No I have not the traffo with CT and they are expensive for me as the common chockes are.


I am only looking for an already made pcb with voltage multiplier perhaps for the B+ and a 6.3V heater pcb. But with soft-start design for the tube span life for both PS.


So no hybrid valve rectifier for me (not the aera room).
 
I like the solution FlaCharlie provided.
Or, if you provide two 5V secondaries, you can use a pair of vacuum rectifiers to make a bridge rectifier.

Either use a rectifier that has a cathode for soft start such as 5AR4,
or . . .
Use two 6.3V filament transformers dedicated to the rectifiers, and two 0.65 Ohm resistors, one in each 5Y3 filament circuit (0.65 Ohm times 2A = 1.3V). The cold 5Y3 filament is far less than 1 Ohm, so the series 0.65 Ohm resistor will give a real good soft start.

I always enjoy it when people either paint theirselves into a corner, or they complicate the circuitry by an order of magnitude.

I am not a statistician, but with a more complex circuit, the more chance there is for a failure due to parts that fail; connections that fail; wiring that is not correct; bad warm up timing of the various circuits; Hot starts (a brief power outage, quickly followed by a power on again; and those often have over-voltage transients), etc.

Make your circuit robust without all the complications.

If you want a PCB with voltage doubler, how will you expect to modify it to have soft start.

Personally, I hate voltage doublers. Makes for very fast rise current transients with high frequency spectrum.
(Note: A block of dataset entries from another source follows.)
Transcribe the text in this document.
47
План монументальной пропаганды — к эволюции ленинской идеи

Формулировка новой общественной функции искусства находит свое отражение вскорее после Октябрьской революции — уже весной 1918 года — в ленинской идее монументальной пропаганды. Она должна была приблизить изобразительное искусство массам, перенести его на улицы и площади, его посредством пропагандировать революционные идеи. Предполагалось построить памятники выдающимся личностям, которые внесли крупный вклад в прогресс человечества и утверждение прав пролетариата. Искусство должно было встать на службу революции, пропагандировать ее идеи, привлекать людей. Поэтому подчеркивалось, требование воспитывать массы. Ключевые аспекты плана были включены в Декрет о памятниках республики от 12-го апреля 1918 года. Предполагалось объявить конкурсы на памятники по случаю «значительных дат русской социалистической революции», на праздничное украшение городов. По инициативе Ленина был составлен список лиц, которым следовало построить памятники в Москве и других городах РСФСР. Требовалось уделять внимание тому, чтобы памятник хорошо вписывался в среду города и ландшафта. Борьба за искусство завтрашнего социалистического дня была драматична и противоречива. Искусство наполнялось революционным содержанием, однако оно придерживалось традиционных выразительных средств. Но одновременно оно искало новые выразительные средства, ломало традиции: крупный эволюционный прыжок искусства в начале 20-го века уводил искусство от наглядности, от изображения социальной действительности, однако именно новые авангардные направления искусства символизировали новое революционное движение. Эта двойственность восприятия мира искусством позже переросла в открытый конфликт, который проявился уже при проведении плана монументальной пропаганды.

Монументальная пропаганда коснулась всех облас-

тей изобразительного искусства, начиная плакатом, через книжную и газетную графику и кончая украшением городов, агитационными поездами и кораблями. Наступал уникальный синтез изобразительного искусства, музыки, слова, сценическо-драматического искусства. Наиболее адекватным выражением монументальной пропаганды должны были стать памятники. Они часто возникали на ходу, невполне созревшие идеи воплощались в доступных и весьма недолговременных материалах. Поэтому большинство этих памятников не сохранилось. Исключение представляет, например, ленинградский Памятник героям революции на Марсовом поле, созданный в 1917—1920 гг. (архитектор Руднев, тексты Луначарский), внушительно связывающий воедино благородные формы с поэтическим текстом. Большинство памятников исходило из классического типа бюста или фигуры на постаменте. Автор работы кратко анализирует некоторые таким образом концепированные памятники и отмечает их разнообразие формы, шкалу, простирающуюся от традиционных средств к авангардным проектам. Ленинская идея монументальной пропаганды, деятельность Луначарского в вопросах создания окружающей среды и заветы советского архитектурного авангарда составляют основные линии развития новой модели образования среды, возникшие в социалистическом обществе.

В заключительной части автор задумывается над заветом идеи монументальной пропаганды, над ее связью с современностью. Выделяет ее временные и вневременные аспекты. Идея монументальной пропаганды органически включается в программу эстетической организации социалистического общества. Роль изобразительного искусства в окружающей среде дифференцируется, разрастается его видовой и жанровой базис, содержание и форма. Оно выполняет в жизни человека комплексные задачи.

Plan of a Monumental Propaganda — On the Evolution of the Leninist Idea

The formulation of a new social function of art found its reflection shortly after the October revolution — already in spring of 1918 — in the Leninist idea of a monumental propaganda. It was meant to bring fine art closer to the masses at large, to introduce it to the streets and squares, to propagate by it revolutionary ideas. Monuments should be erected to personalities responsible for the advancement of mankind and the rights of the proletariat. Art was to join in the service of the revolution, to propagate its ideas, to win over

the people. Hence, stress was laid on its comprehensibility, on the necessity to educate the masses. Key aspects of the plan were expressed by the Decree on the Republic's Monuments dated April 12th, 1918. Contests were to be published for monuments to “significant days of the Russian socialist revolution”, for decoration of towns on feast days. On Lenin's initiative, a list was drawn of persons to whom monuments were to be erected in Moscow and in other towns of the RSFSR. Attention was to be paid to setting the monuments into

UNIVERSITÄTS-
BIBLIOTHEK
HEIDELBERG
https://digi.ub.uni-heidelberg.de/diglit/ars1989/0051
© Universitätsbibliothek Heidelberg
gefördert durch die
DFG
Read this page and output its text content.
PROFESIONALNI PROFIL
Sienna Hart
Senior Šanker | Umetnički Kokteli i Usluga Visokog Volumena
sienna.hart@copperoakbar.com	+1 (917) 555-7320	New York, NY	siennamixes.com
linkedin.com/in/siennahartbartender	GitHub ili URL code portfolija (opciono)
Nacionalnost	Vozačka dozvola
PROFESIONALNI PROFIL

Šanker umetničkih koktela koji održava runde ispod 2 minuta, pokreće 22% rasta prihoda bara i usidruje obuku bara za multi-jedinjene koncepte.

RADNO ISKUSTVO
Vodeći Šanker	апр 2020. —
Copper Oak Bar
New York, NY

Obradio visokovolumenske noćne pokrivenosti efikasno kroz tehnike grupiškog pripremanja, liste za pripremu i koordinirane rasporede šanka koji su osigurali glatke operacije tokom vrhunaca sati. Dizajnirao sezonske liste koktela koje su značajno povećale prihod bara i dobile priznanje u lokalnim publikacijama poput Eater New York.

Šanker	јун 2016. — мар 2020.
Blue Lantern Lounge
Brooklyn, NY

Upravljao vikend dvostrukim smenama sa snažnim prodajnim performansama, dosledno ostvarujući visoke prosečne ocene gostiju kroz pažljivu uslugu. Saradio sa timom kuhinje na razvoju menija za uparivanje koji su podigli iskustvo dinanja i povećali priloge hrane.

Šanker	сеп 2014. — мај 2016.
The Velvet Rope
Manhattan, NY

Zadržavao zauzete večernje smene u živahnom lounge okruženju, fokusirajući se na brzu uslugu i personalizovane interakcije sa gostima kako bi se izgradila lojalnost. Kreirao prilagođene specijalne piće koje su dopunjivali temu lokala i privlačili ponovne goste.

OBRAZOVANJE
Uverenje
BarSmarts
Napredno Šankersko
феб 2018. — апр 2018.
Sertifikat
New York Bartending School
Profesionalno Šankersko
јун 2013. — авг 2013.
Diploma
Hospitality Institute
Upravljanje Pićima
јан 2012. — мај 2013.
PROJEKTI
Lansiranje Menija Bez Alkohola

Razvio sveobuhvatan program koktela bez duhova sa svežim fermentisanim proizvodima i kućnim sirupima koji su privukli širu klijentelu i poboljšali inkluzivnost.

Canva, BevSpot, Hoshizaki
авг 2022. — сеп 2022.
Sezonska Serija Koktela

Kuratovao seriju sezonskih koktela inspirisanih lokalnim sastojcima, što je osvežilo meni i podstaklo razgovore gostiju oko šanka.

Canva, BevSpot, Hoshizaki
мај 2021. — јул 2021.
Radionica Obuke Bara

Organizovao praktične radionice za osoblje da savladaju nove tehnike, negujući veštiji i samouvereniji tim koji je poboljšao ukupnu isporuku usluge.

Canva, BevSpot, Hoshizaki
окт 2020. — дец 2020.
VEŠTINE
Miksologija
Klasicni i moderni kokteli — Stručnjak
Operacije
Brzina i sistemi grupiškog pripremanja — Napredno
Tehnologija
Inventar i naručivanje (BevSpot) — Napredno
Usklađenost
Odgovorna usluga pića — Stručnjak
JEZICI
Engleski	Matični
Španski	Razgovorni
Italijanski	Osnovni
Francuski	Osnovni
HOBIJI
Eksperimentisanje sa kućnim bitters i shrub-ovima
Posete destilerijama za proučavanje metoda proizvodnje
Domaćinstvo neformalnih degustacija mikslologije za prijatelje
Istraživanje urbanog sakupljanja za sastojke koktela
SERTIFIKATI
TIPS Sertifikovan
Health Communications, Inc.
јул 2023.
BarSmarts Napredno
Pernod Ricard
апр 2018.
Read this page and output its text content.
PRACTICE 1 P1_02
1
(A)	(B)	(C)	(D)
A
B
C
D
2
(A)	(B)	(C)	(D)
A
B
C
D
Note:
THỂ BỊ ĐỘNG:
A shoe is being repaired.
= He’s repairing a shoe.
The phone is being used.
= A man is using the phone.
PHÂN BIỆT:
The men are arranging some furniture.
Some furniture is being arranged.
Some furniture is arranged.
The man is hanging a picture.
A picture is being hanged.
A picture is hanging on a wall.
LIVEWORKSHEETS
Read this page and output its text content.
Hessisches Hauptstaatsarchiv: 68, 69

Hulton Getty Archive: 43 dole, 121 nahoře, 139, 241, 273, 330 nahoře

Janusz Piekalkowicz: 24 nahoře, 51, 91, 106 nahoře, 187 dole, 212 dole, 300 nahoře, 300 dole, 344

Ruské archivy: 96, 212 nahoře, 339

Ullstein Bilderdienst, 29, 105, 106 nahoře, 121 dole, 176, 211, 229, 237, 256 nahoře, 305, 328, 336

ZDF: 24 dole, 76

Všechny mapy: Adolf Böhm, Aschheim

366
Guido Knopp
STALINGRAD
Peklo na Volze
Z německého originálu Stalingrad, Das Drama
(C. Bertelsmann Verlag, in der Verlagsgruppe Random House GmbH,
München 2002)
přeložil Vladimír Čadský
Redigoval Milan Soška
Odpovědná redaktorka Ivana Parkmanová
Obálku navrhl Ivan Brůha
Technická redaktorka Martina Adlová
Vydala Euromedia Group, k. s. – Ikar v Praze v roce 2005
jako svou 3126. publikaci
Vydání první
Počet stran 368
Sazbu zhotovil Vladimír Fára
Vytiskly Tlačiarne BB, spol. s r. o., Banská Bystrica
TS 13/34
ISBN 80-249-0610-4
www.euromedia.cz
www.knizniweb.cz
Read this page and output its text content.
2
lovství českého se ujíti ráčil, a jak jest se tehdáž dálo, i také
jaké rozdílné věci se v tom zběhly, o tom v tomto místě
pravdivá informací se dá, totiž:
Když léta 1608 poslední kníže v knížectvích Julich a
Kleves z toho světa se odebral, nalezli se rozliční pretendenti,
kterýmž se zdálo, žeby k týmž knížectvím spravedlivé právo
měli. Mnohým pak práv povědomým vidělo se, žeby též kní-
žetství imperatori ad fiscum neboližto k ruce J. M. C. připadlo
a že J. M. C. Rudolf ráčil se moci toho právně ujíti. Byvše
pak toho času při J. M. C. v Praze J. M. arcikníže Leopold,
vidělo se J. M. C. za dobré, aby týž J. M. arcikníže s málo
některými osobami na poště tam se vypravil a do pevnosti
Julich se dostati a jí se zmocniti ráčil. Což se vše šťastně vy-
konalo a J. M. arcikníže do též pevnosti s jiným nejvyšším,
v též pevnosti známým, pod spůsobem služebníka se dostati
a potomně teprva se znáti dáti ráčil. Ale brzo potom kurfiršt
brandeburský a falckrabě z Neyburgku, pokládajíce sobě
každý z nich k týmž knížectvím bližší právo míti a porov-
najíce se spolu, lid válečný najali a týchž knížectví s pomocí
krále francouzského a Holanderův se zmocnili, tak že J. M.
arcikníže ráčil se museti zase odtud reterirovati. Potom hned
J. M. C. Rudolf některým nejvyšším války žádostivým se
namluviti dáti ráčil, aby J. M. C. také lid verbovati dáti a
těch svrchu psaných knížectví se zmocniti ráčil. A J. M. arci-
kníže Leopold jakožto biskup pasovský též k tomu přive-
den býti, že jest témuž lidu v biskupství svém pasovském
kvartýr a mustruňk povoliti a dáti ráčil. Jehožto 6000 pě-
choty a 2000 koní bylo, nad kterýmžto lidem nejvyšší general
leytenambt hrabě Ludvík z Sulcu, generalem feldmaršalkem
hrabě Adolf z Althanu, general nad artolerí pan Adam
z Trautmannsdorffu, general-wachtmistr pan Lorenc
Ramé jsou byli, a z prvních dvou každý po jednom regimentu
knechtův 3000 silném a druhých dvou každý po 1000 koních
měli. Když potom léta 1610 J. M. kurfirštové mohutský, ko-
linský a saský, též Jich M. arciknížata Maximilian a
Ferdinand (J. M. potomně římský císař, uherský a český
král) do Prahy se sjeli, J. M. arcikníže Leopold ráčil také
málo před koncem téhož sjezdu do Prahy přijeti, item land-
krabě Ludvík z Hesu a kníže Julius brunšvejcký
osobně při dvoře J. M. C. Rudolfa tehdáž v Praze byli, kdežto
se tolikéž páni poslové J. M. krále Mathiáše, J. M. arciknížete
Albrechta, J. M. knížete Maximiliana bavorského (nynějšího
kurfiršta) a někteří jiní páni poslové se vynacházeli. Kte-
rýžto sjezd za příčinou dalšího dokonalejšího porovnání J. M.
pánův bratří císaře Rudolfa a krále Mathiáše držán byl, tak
Not nice for potential noisy ground loops, and hard to tame well enough to use to power preamp or line amp circuits.
Solid State diodes and voltage doublers are really noisy.

If you really want to use voltage doublers, you can use two vacuum tube rectifiers, and two rectifier filament windings. A pair of damper diodes and two 6.3 windings makes a good soft start voltage doubler. Or use the other vacuum tube solutions I listed above.
Of course, that does complicate it.

Just my opinions.
 
Last edited:
diyiggy,

Simple soft start for 6DJ8 filament:

6DJ8 6.3V 0.365A
6.3V/0.365A = 17.26 Ohms
Cold resistance is much lower.

Use a 12.6V filament transformer, and a 20 Ohm series resistor (the 12.6V will be higher than 12.6V if it is not heavily loaded, for example a 1A or 2A transformer rating and only a 0.365A or 2x 0.365A load.

I have questions.
Are you using $1,000 Volt special 6DJ8 tubes?
Are they from an inheritance of your favorite relative?
What circuit is so hard on 6DJ8 tubes that a classical power supply will not protect them?
Can you sleep at night, or do you stay awake worrying about your Hi Fi?
 
I like the solution FlaCharlie provided.
Or, if you provide two 5V secondaries, you can use a pair of vacuum rectifiers to make a bridge rectifier.

Either use a rectifier that has a cathode for soft start such as 5AR4,
or . . .
Use two 6.3V filament transformers dedicated to the rectifiers, and two 0.65 Ohm resistors, one in each 5Y3 filament circuit (0.65 Ohm times 2A = 1.3V). The cold 5Y3 filament is far less than 1 Ohm, so the series 0.65 Ohm resistor will give a real good soft start.

I always enjoy it when people either paint theirselves into a corner, or they complicate the circuitry by an order of magnitude.
Yeah, the OP could just use his existing PT and add a couple of diodes which cost a few cents each. And to keep it super simple, there are a few 6.3v rectifiers (6X4, 6X5, 6CA4) which not only have soft start because they're indirectly heated, but they also have heaters that are not connected to their cathodes. Although I've never wired them like this, this means they can be heated using the same heater winding as the 6DJ8s. No additional heater transformer is needed.

But maybe that's not high tech enough.

He hasn't said what he's building but I assume it's a preamp. I'm not familiar with the 6DJ8 but I get the impression that it's not particularly expensive.

Couple that with the fact that I've often found vintage gear that doesn't have any type of soft start yet the original preamp tubes still test as new or nearly so after being used for 40 or 50 years.